Trying to figure out what Sucker Punch is about based on the trailers is pretty pointless. The trailers present you with images of a girl being admitted to a gothic mental institution, and then crazy fight scenes with zombies, dragons, and giant mechanical samurai. I read a few reviews to try and get a better understanding of what it was actually about, and was still clueless, other than now I knew there was also a burlesque theater involved somehow.
So here's the skinny: Our heroine, known simply as Baby Doll, is admitted to a mental institution by her stepfather, after she had tried to shoot him in order to keep him from raping her younger sister, and missed and killed her sister instead. The stepfather has paid an orderly at the asylum to make sure that she gets a lobotomy, in order to keep everything quiet when the police start asking questions. Our heroine overhears all of this.
She retreats into a fantasy world, where all of the girls in the asylum are now burlesque dancers/prostitutes, in the employ of the orderly, who is now a mobster. When she's called upon to dance, as long as she has music, she retreats into another fantasy world, this time a steampunk/fantasy world at war, where she fights all kinds of fantastic creatures. What's occurring in the burlesque during these fights is that she is dancing so erotically, that men have no choice but to watch her, and are even dazed following the conclusion of the dance. What's happening the asylum? I'm not sure, maybe she's screwing the guys, other than the opening and ending of the movie, the asylum is never shown.
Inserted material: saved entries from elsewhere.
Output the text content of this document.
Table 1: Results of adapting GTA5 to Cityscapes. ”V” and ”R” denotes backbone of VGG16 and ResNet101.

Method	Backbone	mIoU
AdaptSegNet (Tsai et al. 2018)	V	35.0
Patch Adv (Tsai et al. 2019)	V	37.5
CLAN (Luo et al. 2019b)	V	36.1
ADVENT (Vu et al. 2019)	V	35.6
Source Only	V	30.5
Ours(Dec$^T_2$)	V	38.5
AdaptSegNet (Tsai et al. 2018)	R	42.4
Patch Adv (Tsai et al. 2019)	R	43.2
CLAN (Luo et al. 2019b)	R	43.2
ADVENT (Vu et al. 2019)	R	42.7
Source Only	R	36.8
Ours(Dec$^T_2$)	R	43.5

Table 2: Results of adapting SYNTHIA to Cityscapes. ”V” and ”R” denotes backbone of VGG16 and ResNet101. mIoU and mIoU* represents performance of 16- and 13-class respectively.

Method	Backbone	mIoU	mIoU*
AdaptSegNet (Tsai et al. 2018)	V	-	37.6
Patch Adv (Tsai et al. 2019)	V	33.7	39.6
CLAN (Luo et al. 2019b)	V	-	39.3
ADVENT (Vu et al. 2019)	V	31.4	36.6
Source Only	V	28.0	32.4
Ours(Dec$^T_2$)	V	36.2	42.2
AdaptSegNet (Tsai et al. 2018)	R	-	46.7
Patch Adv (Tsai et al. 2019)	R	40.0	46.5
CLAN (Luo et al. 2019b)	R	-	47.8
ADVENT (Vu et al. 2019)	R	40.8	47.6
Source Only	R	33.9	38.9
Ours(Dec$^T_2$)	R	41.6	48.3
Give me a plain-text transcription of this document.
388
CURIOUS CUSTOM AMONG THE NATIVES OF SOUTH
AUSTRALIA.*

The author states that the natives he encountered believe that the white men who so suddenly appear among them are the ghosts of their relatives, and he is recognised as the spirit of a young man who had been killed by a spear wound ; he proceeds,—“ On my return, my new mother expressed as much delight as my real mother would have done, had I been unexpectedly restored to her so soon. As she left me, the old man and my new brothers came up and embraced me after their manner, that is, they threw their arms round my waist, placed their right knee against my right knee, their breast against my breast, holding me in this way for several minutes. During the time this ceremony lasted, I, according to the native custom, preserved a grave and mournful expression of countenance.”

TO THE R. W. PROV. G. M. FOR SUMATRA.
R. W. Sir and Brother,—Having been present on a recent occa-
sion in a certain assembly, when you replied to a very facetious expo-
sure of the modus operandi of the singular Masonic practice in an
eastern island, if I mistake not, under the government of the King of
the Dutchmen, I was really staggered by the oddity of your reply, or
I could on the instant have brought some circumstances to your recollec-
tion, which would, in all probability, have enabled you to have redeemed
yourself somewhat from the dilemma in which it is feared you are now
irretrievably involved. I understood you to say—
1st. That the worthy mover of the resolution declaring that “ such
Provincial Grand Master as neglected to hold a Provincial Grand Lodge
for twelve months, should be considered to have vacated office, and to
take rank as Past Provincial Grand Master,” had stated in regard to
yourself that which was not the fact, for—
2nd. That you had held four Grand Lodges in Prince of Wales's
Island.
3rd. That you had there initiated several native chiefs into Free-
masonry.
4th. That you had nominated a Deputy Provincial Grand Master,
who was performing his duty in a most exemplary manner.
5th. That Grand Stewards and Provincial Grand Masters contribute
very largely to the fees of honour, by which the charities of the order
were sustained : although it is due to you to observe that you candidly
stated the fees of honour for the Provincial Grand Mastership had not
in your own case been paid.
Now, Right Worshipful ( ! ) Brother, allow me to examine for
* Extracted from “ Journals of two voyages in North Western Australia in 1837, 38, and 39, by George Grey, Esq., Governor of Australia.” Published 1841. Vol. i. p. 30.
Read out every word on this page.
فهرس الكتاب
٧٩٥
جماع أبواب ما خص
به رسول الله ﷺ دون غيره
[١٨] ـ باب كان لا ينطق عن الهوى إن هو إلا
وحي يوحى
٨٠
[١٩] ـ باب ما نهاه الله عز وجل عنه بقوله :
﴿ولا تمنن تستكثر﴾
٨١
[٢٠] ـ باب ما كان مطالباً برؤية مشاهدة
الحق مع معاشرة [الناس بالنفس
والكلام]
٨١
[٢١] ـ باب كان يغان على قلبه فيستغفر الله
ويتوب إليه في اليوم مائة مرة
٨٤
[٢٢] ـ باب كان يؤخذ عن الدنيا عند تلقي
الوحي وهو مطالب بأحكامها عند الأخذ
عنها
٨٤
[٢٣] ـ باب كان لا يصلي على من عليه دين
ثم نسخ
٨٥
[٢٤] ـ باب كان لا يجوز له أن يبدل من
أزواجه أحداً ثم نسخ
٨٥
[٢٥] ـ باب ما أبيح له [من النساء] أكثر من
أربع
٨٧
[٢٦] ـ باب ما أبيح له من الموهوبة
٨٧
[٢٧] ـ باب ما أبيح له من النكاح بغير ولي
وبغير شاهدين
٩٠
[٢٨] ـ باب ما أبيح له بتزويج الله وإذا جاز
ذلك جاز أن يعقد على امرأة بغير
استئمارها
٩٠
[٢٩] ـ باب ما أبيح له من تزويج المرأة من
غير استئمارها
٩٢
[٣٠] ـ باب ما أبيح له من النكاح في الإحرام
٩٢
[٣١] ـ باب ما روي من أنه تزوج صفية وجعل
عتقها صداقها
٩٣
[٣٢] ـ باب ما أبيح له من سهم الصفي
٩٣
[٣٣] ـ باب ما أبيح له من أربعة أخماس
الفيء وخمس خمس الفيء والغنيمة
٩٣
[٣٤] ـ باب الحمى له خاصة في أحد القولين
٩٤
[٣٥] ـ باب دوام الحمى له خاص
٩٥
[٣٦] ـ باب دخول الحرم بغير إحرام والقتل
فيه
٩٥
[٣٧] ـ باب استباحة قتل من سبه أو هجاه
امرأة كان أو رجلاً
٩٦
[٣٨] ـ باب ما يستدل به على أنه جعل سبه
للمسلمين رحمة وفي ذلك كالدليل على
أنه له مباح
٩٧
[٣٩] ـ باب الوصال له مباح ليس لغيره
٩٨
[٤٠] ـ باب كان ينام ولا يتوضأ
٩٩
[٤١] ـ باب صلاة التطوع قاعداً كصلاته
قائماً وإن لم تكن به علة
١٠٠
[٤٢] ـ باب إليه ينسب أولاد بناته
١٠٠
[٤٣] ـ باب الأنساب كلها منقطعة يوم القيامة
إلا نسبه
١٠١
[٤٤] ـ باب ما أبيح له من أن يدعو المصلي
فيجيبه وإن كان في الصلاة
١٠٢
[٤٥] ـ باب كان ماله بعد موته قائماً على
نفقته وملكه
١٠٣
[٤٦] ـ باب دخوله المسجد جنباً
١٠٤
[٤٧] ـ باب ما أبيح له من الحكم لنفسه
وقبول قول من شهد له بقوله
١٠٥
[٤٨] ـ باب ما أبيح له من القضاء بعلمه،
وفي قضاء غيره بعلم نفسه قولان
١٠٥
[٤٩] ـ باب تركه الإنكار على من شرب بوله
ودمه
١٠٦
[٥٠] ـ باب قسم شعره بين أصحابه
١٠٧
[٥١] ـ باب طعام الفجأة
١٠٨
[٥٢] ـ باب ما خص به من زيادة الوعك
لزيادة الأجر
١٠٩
It just feels like it's really one layer of fantasy too many. The steampunk scenes are very entertaining, the effects are great, and the choreography is entertaining, but it feels so disconnected that it's hard to really get into it and root for the heroines. For instance, at one point they are trying to get a lighter, with a dragon on it, off of one of the orderlies, and the fantasy world features the whole group of them fighting a big dragon, in order to procure magic fire stones. I see where the thematic elements, but I just don't get how slitting a dragon's throat translates into her dancing to distract the guard.
The most common criticism I've heard about this movie is that it somehow manages to be boring, which it is, and I think it's because of that disconnect, there's plenty of interesting stuff going on on the screen, but it's just hard to care because you don't know what's really happening. The real tragedy is that, hey, I'm easy, you could have just given me a steampunk action flick with crazy over the top anime fight scenes, and given it a stupid story, and I would have loved it, but somehow trying to give it more intellectual heft by having it be this fantasy world just kills it.
There's also the question of the clothing, the main character, Baby Doll, typically where's the sexy schoolgirl slut costume that you beg your girlfriend to where every couple of months, which I guess is your thing, then have at it, but the fact that in real life we're talking about young(?) girls in an asylum being taken advantage of by the male orderlies, just makes the whole thing disgusting.
Final verdict? Watch it for the fight scenes, and surf the internet, or fast forward between them.